The User shall not use the Service in any manner that would interfere with its obligation to give individuals their rights of access, amendment, and accounting in accordance with the requirements under HIPAA. The User is responsible for managing their use of the Service to appropriately respond to such individual requests. medQue will reasonably cooperate with the User to enable the User to respond to individual requests with respect to any PHI stored within the Service.
Access to Records
To the extent required by law, and subject to applicable attorney client privileges, medQue will make its internal practices, books, and records concerning the use and disclosure of PHI received from the User, or created or received by medQue on behalf of the User, available to the Secretary of the U.S. Department of Health and Human Services (the “Secretary”) for the purpose of the Secretary determining compliance with this BAA.
Return/Destruction of Information
The User may immediately terminate this BAA and account to use the Service upon 10 days written notice to medQue if medQue has materially breached this BAA and such breach is not reasonably capable of being cured.

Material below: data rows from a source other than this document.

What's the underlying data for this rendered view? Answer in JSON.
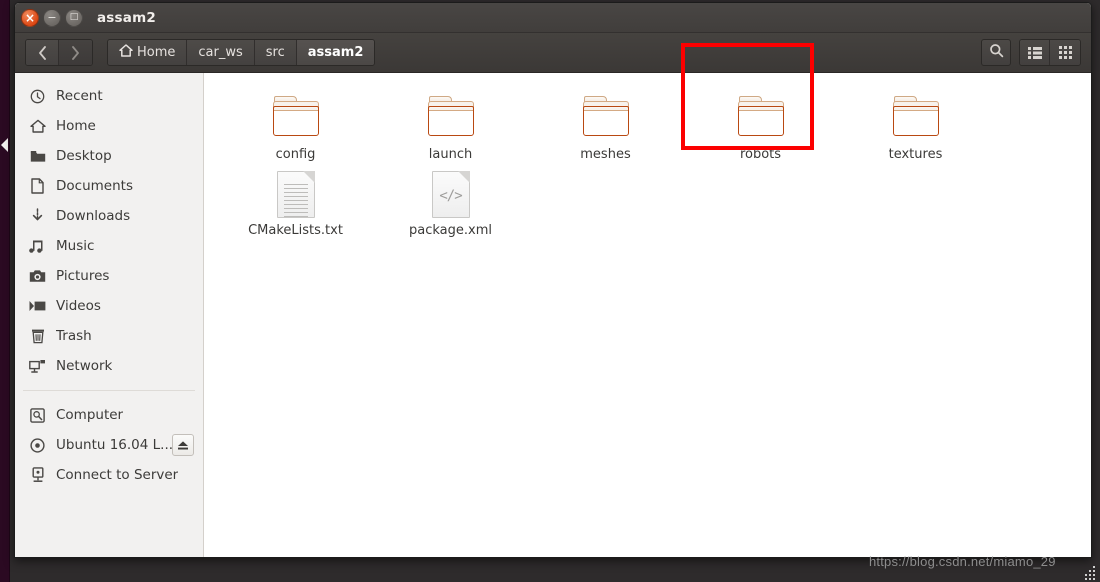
{
  "window": {
    "title": "assam2",
    "buttons": {
      "close": "×",
      "minimize": "−",
      "maximize": "□"
    }
  },
  "toolbar": {
    "back_label": "Back",
    "forward_label": "Forward",
    "breadcrumbs": [
      {
        "label": "Home",
        "icon": "home-icon",
        "active": false
      },
      {
        "label": "car_ws",
        "icon": "",
        "active": false
      },
      {
        "label": "src",
        "icon": "",
        "active": false
      },
      {
        "label": "assam2",
        "icon": "",
        "active": true
      }
    ],
    "search_label": "Search",
    "list_view_label": "List view",
    "grid_view_label": "Icon view"
  },
  "sidebar": {
    "groups": [
      {
        "items": [
          {
            "label": "Recent",
            "icon": "clock-icon"
          },
          {
            "label": "Home",
            "icon": "home-icon"
          },
          {
            "label": "Desktop",
            "icon": "folder-icon"
          },
          {
            "label": "Documents",
            "icon": "document-icon"
          },
          {
            "label": "Downloads",
            "icon": "download-icon"
          },
          {
            "label": "Music",
            "icon": "music-icon"
          },
          {
            "label": "Pictures",
            "icon": "camera-icon"
          },
          {
            "label": "Videos",
            "icon": "video-icon"
          },
          {
            "label": "Trash",
            "icon": "trash-icon"
          },
          {
            "label": "Network",
            "icon": "network-icon"
          }
        ]
      },
      {
        "items": [
          {
            "label": "Computer",
            "icon": "computer-icon"
          },
          {
            "label": "Ubuntu 16.04 L...",
            "icon": "disc-icon",
            "eject": true
          },
          {
            "label": "Connect to Server",
            "icon": "server-icon"
          }
        ]
      }
    ]
  },
  "main": {
    "items": [
      {
        "label": "config",
        "type": "folder"
      },
      {
        "label": "launch",
        "type": "folder"
      },
      {
        "label": "meshes",
        "type": "folder"
      },
      {
        "label": "robots",
        "type": "folder",
        "highlighted": true
      },
      {
        "label": "textures",
        "type": "folder"
      },
      {
        "label": "CMakeLists.txt",
        "type": "text-file"
      },
      {
        "label": "package.xml",
        "type": "code-file"
      }
    ]
  },
  "annotation": {
    "highlight_color": "#fc0000",
    "highlight_target": "robots"
  },
  "watermark": {
    "text": "https://blog.csdn.net/miamo_29"
  }
}
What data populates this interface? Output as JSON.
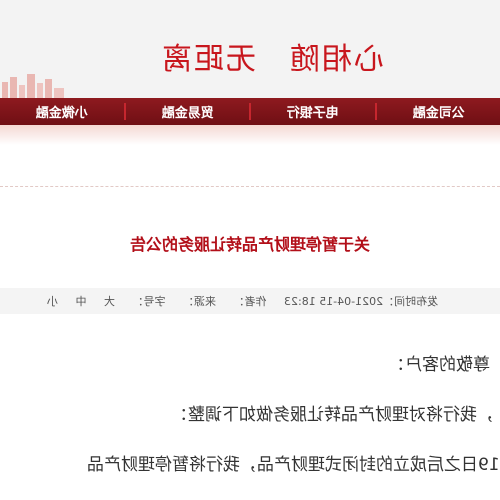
{
  "banner": {
    "slogan": "心相随　无距离"
  },
  "nav": {
    "items": [
      "公司金融",
      "电子银行",
      "贸易金融",
      "小微金融"
    ]
  },
  "article": {
    "title": "关于暂停理财产品转让服务的公告",
    "meta": {
      "publish_time": "发布时间：2021-04-15 18:23",
      "author": "作者：",
      "source": "来源：",
      "font_size_label": "字号：",
      "size_large": "大",
      "size_medium": "中",
      "size_small": "小"
    },
    "paragraphs": [
      "尊敬的客户：",
      "，我行将对理财产品转让服务做如下调整：",
      "19日之后成立的封闭式理财产品，我行将暂停理财产品"
    ]
  },
  "colors": {
    "brand": "#8e1a1f",
    "title": "#b20f19",
    "slogan": "#c8161d"
  }
}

This BAA will expire upon the earlier of: (i) the expiration or termination of the User’s account to use the Service; or (ii) the execution of an updated BAA that supersedes this BAA.
It is the parties’ intent that any ambiguity under this BAA be interpreted consistently with the intent to comply with applicable laws.
Effect of Amendment
The User and medQue agree that the User’s acceptance of this BAA, pursuant to the provisions of the Terms, constitutes a written agreement between the parties.